Father Ryan O’Brian was almost taken by surprise as the howling bluenoses came charging through the crowd, decked in Rangers strips and King Billy tattoos. Not a sight you saw every day in Vatican City.
“Aw, not youse lot again,” he sighed, producing a heat-seeking surface to surface missile launcher and a Stanley knife from under his cassock.
Stephanie, early on in my blog-writing career, tried to convince me not to use any swear-words in these reviews. I have a foul mouth sometimes, so it was tough. This book, however, this book almost defeated me. It has more cursing per square inch than a pub showing Monday night football.
The plot, such as it is, is concerned with the millennia long history of conflict between the Church and the State. We meet Jesus and his disciples in a scene reminiscent of Cyrus addressing the gangs in Walter Hill’s The Warriors. The Apostles are in fact a revolutionary brotherhood of peace and love and Jesus has returned to them to rap about eternal life. Of course then Saul shows up and ruins everything, deciding following the massacre to follow the letter of Christ’s teachings if not the spirit and found the monolithic Holy Roman Empire. We then cut to Henry VIII, speaking along with his courtiers in a thick Glasgow accent, breaking from Rome and sparking the present-day conflict.
Father Ryan O’Brian is at the centre of the conflict, a wiley assassin who specialises in playing one side against the other. The Pope presides over a corrupt cabal of deviants who are attempting to undermine the Queen of England. She, in turn, is a foul-mouthed monster, whose three sons are plotting to murder her in order to acquire the throne. O’Brian is not able playing his cards close to his chest in these colossal conflict, he appears to be unkillable. God literally loves him too much.

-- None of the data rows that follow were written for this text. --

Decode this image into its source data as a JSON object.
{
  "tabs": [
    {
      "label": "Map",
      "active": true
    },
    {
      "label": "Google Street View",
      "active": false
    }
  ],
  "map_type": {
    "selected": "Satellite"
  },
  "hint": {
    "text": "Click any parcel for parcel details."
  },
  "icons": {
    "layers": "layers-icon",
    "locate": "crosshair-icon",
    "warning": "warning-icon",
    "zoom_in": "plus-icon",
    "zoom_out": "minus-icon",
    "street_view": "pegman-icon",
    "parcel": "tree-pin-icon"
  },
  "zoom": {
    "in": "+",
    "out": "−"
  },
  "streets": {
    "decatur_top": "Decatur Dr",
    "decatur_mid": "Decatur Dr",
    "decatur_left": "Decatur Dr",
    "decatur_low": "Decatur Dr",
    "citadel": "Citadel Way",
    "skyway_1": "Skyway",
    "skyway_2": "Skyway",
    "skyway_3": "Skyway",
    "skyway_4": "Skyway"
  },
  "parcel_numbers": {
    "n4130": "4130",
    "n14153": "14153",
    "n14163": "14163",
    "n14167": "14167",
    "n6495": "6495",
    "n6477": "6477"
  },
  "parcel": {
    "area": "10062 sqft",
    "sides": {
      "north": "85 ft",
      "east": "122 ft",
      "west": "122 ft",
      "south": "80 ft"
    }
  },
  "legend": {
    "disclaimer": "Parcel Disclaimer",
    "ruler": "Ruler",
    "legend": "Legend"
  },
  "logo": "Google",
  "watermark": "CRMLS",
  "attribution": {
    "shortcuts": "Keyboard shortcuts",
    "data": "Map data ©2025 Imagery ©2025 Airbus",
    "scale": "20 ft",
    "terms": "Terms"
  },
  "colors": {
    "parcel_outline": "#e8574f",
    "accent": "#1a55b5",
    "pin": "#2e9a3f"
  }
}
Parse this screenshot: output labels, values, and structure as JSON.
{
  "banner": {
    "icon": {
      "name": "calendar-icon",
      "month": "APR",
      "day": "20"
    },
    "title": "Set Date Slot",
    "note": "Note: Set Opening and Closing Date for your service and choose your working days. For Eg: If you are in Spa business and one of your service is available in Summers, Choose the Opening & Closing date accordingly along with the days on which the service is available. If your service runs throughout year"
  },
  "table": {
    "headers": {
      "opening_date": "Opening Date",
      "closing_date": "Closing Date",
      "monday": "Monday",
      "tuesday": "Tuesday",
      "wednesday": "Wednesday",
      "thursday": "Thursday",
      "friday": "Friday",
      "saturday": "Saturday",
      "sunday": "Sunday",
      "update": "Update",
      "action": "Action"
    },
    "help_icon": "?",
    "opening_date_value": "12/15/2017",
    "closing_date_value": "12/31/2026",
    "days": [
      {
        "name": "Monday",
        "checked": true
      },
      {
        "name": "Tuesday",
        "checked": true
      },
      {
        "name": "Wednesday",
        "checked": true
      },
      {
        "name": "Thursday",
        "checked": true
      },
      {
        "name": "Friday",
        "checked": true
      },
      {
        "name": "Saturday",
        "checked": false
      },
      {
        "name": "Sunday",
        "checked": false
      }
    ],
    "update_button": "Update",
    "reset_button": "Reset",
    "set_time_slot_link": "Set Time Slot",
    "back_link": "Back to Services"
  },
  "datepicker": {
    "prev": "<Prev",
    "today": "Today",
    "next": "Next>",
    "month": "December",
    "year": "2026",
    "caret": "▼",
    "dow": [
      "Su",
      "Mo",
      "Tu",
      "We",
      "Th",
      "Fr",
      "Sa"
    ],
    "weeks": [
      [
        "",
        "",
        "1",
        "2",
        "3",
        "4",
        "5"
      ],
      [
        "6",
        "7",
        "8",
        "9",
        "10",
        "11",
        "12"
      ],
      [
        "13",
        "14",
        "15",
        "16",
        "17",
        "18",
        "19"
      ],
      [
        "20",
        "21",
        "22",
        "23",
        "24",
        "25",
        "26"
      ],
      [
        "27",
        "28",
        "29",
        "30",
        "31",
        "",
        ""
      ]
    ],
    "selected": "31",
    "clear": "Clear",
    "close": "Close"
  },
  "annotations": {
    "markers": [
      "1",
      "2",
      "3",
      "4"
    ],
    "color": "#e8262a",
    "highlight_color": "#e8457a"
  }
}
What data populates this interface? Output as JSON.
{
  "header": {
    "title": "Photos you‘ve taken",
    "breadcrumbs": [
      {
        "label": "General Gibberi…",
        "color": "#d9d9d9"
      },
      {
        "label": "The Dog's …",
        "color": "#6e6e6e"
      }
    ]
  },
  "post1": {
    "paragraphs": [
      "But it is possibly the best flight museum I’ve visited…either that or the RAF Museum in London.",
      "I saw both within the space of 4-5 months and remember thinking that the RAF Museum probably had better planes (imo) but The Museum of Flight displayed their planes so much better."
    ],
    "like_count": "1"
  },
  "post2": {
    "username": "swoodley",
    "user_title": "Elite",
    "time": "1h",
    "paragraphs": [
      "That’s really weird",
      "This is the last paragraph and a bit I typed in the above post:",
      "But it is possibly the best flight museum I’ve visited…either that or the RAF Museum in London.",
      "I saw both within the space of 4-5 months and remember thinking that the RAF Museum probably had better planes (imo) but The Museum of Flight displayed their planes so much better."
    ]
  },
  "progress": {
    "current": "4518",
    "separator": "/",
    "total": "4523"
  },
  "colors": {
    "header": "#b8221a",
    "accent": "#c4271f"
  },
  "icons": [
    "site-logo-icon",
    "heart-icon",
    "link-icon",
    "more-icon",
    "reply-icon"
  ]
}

Scatology rules the day in this book, building to an appropriately literal apocalypse, but the moment I decided I was actually having fun was when the author inserted an ad for defunct publisher Attack! Books into the book itself! I found an interview with editor Steven Wells outlining the approach behind these hyper-pulp novels. The scene with the unnamed Queen, face smeared in baked beans (….I guess it’s a fetish) laughing herself into hysterics while reading various titles from the imprint such as Tits-Out Teenage Totty, Satan! Satan! Satan! and Ebola 3000, followed by a postal address for any prospective new readers to order their own copies.
Now that’s funny.
Yes the language is rotten to the core. I am sure your average person on the street will be offended by Udo’s descriptions of venal priests, idiot princes and a psychotic Queen. He intersperses chapters with a series of extracts from conspiracy theories regarding the death of the Princess of Wales, the ties between the Royal Family and Nazism and in turn Hitler taking inspiration from the structure of the Jesuit order. The overt message of the book is that these two institutions cannot be trusted, built as they are on a history of conquest and war.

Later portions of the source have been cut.